The core of the TSUKIMI project is a terahertz-band, electromagnetic sensor that will observe the moon from lunar orbit and collect data which can be analysed to pinpoint useful materials on the lunar surface, and up to 30cm below. This data will be used to enhance scientific understanding of lunar resources and to guide lunar landers and rovers on future lunar missions as they look to build a foundation for future commercial activity. Learnings will also be used for future Mars exploration.

Tsukimi can also be interpreted as moon viewing (月見) in Japanese.

“We were impressed with Dawn’s in-space heritage and their ability to deliver the system sat significantly less cost than other providers we spoke to” said Kazuo Ishigame, CEO of Cislunar Technologies.

 “We’re excited to partner with Cislunar Technologies on this exciting scientific project,” Dawn CEO Stefan Powell said, “We already have a substantial amount of hardware in LEO, we’re going to deep space this year and now this project will see our systems firing in lunar orbit. Satellite builders are catching on to the wide range of missions that nitrous-based propulsion is suitable for.”

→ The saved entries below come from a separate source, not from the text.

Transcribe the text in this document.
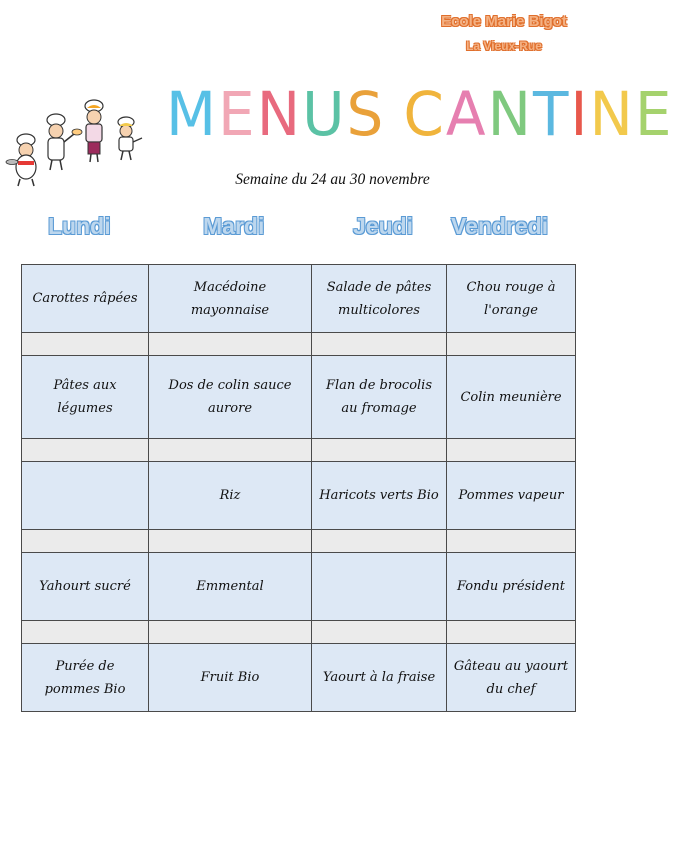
Ecole Marie Bigot
La Vieux-Rue
MENUS CANTINE
Semaine du 24 au 30 novembre
Lundi	Mardi	Jeudi Vendredi
Carottes râpées	Macédoine mayonnaise	Salade de pâtes multicolores	Chou rouge à l'orange

Pâtes aux légumes	Dos de colin sauce aurore	Flan de brocolis au fromage	Colin meunière

	Riz	Haricots verts Bio	Pommes vapeur

Yahourt sucré	Emmental		Fondu président

Purée de pommes Bio	Fruit Bio	Yaourt à la fraise	Gâteau au yaourt du chef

Dawn Aerospace has 76 thrusters on 16 operational satellites in low earth orbit and is contracted to supply propulsion systems to clients across the U.S, Europe and Asia. The systems use non-toxic propellants, nitrous-oxide and propylene, which are safer, cheaper and simpler than traditional hydrazine while giving similar high-performance.

Dawn also recently announced their first deep space mission with asteroid mining company, AstroForge.